I’m going to be in Fayetteville, Arkansas this weekend. I’m giving a keynote, “Seeking With Groans: Revival and Redemption in Walter Mosley’s RL’s Dream,” on Saturday afternoon at the University of Arkansas’s Annual GSE Conference. And I’m reading from Gravesend at 6:30 at Nightbird Books. Really pumped for this. Thanks to old pal Rachael Price for making it happen. If you’re nearby, it’d be swell to see you.

A few other things I’ve been meaning to post:
1. Here’s Gravesend in the window at Square Books. So fucking cool to see (and to have the best cover).
squarewindow

2. Here’s a noir bookmark the Oxford Public Library made up.

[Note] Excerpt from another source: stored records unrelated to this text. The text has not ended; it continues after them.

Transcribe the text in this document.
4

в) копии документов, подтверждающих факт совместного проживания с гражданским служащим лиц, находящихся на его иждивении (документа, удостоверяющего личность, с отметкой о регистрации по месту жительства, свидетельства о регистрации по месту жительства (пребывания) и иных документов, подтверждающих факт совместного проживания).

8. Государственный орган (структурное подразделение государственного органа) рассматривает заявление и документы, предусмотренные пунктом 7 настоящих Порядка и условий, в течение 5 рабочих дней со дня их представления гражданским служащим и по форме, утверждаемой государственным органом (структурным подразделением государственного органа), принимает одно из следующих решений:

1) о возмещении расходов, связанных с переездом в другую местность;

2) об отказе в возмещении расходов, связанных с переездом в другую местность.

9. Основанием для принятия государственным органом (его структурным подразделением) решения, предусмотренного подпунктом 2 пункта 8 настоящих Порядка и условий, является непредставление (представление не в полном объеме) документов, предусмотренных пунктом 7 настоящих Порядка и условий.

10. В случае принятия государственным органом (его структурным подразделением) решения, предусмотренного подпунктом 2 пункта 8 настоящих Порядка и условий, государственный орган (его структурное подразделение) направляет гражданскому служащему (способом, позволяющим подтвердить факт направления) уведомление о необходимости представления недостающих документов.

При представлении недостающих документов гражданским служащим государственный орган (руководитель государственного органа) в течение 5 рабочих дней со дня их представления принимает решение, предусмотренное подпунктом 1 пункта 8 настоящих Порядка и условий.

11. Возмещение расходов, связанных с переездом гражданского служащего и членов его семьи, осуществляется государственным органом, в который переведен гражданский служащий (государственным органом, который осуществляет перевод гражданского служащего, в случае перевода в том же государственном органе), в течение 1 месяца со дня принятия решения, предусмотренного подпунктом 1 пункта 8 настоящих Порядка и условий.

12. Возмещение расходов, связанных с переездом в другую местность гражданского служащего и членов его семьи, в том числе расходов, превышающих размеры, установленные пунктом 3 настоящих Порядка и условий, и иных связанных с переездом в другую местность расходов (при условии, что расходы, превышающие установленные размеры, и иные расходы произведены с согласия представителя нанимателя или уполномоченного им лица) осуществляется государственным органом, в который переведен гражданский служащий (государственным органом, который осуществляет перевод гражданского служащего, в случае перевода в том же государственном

Ha. Not sure how I wound up on this list but I’ll take the hell out of it.

librarybookmark

3. Bummed to miss AWP, especially the reading I was supposed to do at Left Bank Books with Scott McClanahan, Noah Cicero, Patrick Wensink, Stephen Graham Jones, J. David Osborne, and a bunch of other great writers. But it was nice to see this shot of David at the book fair pop up on Facebook over the weekend.

awp2

4. Also really swell to see a quote from my L.A. Review of Books review of Richard Lange’s Angel Baby on the cover of the forthcoming paperback edition.